ImageURL: The URL of the movie’s poster image.
cursor = connection.cursor()
# Create table if it doesn't exist
cursor.execute('''
IF NOT EXISTS (SELECT * FROM sysobjects WHERE name='IMDB_Top_250_Movies_1' AND xtype='U')
BEGIN
CREATE TABLE IMDB_Top_250_Movies (
id INT IDENTITY(1,1) PRIMARY KEY,
Title NVARCHAR(255) NOT NULL,
Year INT,
MovieTime NVARCHAR(10),
Runtime NVARCHAR(10),
IMDB_Rating FLOAT,
Rating_Count NVARCHAR(20),
Description TEXT,
Director VARCHAR(255),
Stars VARCHAR(255),
ImageURL NVARCHAR(MAX)
)
END
''')
Inserting Data into the Table:
The loop below goes through each movie in the movies list, which is provided to the insert_into_database function. For every movie, it inserts the movie details (such as title, year, runtime, rating, and more) into the database. Placeholders (?) are utilized for the values, and the corresponding movie data (like movie[‘Title’], movie[‘Year’], etc.) is supplied in the correct sequence.

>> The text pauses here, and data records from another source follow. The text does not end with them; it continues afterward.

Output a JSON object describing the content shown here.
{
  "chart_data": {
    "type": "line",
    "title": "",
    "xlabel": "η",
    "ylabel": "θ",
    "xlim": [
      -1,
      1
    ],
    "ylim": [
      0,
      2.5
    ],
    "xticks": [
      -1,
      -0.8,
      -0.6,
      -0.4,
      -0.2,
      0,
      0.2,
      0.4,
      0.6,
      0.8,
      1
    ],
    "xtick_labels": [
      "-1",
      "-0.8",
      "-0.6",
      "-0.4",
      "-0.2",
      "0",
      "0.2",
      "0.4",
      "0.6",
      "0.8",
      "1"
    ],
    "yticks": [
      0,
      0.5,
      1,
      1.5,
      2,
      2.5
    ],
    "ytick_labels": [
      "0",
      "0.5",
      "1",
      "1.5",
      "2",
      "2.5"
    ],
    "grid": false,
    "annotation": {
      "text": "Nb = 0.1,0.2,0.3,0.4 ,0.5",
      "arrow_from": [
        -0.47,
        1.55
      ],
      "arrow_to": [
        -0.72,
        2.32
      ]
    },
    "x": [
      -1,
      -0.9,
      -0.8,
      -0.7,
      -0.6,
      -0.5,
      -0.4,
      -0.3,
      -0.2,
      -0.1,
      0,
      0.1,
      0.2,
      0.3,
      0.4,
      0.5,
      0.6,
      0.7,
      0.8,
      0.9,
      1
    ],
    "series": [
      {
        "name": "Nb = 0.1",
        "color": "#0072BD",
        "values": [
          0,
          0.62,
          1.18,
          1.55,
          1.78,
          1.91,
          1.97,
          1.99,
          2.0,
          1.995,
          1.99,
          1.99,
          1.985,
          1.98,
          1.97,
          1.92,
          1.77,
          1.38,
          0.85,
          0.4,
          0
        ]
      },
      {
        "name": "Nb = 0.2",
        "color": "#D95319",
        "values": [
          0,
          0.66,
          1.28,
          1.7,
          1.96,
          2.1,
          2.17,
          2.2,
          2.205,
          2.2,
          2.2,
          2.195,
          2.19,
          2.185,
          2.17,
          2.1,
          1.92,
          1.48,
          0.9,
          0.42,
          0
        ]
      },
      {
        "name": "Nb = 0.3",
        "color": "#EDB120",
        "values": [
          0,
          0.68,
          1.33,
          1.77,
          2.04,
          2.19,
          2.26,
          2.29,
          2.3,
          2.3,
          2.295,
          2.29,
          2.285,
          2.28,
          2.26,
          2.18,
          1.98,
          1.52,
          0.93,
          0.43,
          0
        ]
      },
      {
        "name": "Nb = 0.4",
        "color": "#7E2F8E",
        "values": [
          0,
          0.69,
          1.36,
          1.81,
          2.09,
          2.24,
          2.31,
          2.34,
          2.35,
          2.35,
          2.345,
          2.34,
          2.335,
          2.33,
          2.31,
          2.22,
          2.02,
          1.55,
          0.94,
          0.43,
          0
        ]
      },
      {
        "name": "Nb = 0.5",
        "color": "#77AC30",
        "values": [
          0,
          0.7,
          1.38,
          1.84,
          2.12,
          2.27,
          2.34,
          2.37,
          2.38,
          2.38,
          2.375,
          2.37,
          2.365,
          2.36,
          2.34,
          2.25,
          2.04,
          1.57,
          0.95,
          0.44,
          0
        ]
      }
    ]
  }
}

# Insert data into the table
for movie in movies:
cursor.execute('''
INSERT INTO IMDB_Top_250_Movies_1 (Title, Year, MovieTime, Runtime, IMDB_Rating, Rating_Count, Description, Director, Stars, ImageURL)
VALUES (?, ?, ?, ?, ?, ?, ?, ?, ?, ?)
''',
movie['Title'],
movie['Year'],
movie['Time'],
movie['Runtime'],
movie['IMDb Rating'],
movie['Rating Count'],
movie['Description'],
movie['Director'],
movie['Stars'],
movie['Image URL']
)
Committing Changes and Closing the Connection:
connection.commit()
cursor.close()
connection.close()
Once all movie data has been inserted into the database, connection.commit() is called to save the changes. After that, the cursor and database connection are closed.
Main Function – Executing the Scraper and Storing Data in SQL Server
In this final step, we establish the main entry point of our Python script. Here’s the process:
- Data Scraping:The script invokes the scrape_imdb_top_250() function to gather data from IMDb’s Top 250 movies list. If the data collection is successful, it outputs the total number of movies scraped.
- Storing Data in SQL Server:If movies are scraped successfully, the script then calls the insert_into_database() function, which inserts the scraped movie details into the SQL Server database.
Error Handling: If no data is scraped (in case of an error or failure), the script will notify you by printing “No data scraped.”
connection.commit()
cursor.close()
connection.close()
Conclusion
In this blog, you’ve discovered how to extract movie data from IMDb’s Top 250 list and save it in a SQL Server database using Python. We covered the entire process, including setting up a web scraper with Selenium, managing the data you collected, and inserting it into the database with Windows Authentication for smooth integration. You’ve now equipped yourself with the skills to automate web scraping and data management effectively!
Whether you’re tackling a personal project or developing a professional application, this method can be tailored to suit a wide range of situations. It can handle everything from basic data gathering to more intricate web scraping tasks.